За сим Пантелеев поправился и был отконвоирован в лагерь бурить скважины и… готовить восстание. Пантюхин же, выхоженный друзьями-поляками, к тому времени уже вставал. Нога у него срослась, лубки сняли, руку, правда, носил на перевязи, но ходил уже без костыля, с палочкой. Хотел было он сначала, набравшись сил, к Красной Армии навстречу подаваться. Между ним и этой панной Марысей к тому времени любовь началась. Вы не думайте, что романчик мимолётный, интрижка там какая-нибудь, нет, хорошая, большая любовь, родившаяся в совместной борьбе. Она тоже с ним решила итти, знала, что у нас организовалась Армия Польская, и хотела, как она говорит, пробиваться «до войска». И не ушли они вот почему: уж очень большое дело он тут завертел и чувствовал, что не имеет права бросать его, не завершив. Да, да, да! Ну, как же, людей поднял, организацию сколотил и — всё к чертям? Так он и остался в лесу, в шалашике под скалой, никем не знаемый, никем не видимый, и продолжал втихомолку, через панну Марысю, всем заправлять.

А тут ещё вот что случилось: старого пана Казимира, отца панны Марыси, и нескольких польских рабочих и инженеров за участие в организации Сопротивления арестовали. И грозили им уж «биркенауские камины». Люди были хорошие, авторитетные, и вся организация через «десятских» передавала требование попытаться их освободить. Пантюхин-то тоже стал опасаться, как бы подпольщики стихийно, без подготовки, не поднялись и всего дела не провалили.
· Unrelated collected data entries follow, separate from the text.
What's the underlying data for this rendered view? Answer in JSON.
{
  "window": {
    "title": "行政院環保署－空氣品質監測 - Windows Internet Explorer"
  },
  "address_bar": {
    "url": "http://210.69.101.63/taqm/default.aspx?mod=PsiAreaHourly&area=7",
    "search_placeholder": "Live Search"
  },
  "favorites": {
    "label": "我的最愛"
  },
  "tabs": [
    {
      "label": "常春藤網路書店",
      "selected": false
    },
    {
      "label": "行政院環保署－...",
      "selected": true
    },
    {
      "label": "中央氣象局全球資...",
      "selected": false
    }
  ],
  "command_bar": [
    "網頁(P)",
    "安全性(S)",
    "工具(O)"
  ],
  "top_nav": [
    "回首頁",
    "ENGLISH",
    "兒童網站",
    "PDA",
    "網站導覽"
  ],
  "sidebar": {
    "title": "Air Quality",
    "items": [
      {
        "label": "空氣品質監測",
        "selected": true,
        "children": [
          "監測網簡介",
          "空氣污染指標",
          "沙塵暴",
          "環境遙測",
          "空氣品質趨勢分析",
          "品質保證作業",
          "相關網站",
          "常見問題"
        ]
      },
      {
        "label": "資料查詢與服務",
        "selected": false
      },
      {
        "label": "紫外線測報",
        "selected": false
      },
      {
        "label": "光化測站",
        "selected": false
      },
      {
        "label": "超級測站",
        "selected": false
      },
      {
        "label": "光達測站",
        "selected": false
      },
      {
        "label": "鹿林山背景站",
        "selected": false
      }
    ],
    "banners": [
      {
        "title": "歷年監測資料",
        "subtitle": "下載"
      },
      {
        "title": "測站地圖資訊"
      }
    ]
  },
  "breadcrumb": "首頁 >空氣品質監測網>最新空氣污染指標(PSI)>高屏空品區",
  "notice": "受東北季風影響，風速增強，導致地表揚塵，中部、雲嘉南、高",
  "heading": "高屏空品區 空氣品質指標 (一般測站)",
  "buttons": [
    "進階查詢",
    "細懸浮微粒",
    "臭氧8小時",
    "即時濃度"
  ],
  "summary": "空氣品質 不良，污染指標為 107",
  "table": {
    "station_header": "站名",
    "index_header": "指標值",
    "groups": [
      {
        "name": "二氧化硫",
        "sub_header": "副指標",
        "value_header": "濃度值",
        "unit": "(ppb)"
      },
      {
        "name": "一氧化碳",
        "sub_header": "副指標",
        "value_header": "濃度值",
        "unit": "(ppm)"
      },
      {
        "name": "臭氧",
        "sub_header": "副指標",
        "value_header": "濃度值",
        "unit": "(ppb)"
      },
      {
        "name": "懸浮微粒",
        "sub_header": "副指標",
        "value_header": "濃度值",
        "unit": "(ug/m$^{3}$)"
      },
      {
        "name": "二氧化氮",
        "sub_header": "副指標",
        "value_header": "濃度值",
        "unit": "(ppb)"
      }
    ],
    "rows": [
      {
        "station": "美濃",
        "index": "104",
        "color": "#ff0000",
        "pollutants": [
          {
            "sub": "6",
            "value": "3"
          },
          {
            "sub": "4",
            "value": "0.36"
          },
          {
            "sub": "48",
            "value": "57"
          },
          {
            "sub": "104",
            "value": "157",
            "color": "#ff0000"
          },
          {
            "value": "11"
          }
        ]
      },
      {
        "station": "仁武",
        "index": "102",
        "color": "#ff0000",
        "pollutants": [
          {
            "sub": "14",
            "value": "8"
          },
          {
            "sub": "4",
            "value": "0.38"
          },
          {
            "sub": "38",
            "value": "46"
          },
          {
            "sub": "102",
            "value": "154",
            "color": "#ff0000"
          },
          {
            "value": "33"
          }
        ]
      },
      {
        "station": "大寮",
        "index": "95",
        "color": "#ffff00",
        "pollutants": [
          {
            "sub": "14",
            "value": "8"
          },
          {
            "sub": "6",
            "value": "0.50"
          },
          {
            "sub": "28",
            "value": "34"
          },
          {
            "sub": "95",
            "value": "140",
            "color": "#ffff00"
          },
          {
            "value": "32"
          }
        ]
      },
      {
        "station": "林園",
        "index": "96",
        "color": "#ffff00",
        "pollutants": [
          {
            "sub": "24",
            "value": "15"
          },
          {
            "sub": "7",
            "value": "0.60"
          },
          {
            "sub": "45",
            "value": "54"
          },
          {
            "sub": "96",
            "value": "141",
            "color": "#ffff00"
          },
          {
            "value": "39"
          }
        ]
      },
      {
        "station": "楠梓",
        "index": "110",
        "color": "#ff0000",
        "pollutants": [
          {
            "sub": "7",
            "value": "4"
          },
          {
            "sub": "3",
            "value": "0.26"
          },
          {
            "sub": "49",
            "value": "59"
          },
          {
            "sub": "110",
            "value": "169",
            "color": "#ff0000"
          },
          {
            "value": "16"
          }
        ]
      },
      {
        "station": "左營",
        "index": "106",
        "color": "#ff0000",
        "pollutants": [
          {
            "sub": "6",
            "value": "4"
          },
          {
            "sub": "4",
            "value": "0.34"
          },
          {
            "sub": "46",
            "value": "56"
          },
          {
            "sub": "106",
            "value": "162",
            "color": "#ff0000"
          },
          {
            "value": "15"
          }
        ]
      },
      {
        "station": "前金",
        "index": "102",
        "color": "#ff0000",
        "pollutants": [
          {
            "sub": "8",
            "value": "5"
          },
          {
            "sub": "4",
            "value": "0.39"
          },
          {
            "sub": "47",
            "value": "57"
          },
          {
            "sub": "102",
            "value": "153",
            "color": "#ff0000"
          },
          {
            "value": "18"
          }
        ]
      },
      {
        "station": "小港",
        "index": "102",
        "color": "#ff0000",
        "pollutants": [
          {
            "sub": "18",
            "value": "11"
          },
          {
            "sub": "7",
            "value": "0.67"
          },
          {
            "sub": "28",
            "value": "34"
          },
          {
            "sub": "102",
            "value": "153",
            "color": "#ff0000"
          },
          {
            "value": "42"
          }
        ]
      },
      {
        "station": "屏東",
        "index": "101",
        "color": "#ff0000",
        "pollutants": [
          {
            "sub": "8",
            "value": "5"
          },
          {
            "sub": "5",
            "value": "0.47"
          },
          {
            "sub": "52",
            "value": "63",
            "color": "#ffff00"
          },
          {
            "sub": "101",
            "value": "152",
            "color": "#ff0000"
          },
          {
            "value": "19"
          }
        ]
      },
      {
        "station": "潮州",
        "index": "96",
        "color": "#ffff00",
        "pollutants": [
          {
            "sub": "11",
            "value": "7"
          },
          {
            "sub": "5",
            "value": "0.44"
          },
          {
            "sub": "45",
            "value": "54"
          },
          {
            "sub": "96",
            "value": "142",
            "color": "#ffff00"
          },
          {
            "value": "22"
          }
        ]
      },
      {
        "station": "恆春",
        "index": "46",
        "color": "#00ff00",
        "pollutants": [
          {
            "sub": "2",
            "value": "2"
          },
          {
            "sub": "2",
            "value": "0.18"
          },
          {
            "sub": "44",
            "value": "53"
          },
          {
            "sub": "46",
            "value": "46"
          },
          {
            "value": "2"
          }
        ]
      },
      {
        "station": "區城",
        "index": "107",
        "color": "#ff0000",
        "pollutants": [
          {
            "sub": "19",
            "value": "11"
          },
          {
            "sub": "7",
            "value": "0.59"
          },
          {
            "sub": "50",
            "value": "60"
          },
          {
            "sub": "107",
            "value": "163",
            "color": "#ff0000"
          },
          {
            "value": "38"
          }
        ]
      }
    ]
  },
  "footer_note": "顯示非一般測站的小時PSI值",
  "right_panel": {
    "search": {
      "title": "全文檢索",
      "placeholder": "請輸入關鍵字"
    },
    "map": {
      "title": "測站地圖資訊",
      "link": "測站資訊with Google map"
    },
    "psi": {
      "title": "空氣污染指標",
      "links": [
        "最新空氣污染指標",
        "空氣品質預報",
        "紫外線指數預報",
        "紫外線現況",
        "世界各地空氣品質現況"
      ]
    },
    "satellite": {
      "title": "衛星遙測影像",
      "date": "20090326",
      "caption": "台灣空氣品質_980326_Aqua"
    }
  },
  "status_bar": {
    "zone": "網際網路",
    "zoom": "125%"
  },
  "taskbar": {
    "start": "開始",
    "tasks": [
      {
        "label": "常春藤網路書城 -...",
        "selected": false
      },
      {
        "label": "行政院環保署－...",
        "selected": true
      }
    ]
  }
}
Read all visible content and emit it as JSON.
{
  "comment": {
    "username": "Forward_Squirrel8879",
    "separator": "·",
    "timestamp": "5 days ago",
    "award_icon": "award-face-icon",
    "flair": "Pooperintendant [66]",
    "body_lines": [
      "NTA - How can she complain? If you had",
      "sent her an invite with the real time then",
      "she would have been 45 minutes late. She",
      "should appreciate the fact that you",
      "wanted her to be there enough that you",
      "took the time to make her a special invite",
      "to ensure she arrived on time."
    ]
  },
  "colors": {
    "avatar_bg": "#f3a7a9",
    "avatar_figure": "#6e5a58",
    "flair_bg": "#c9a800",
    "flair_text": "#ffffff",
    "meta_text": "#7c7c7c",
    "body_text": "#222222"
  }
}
И вот наступило это самое пятнадцатое июля. Ну, просто точно по нотам они всё разыграли. Как строители тоннеля, не видя друг друга, пробивались они навстречу один другому сквозь скалы и рассчитали так точно, что забои их сошлись тютелька в тютельку. Тут-то и сказалась сила человеческой организованности, самая могучая сила на земле, особенно свойственная нам, советским людям.

Когда, в назначенный срок, колонны встретились, они так внезапно и дружно атаковали конвоиров, напав на них одни с булыжниками, завёрнутыми в бельё, другие с гранатами, что, перебив двенадцать немцев, имели только одного своего раненого. Именно эту панну Марысю. Да и её-то ранили потому, что, увидев среди конвойных немца, который порол её отца, она забыла всякие инструкции, выдержку, ринулась прямо на него. Словом, один — двенадцать. Да, да, да, такое соотношение… И сейчас же колонны объединились, бросились к дровяному складу, где спрятано было оружие, вооружились, блокировали контору, выпустили арестованных, зажгли полицейские общежития и пустые казармы, откуда солдаты бежали, не сумев вызвать по телефону помощь из соседних местечек, запалили нефтебаки, перегонный завод, а потом ушли в горы, унося боеприпасы и продовольствие.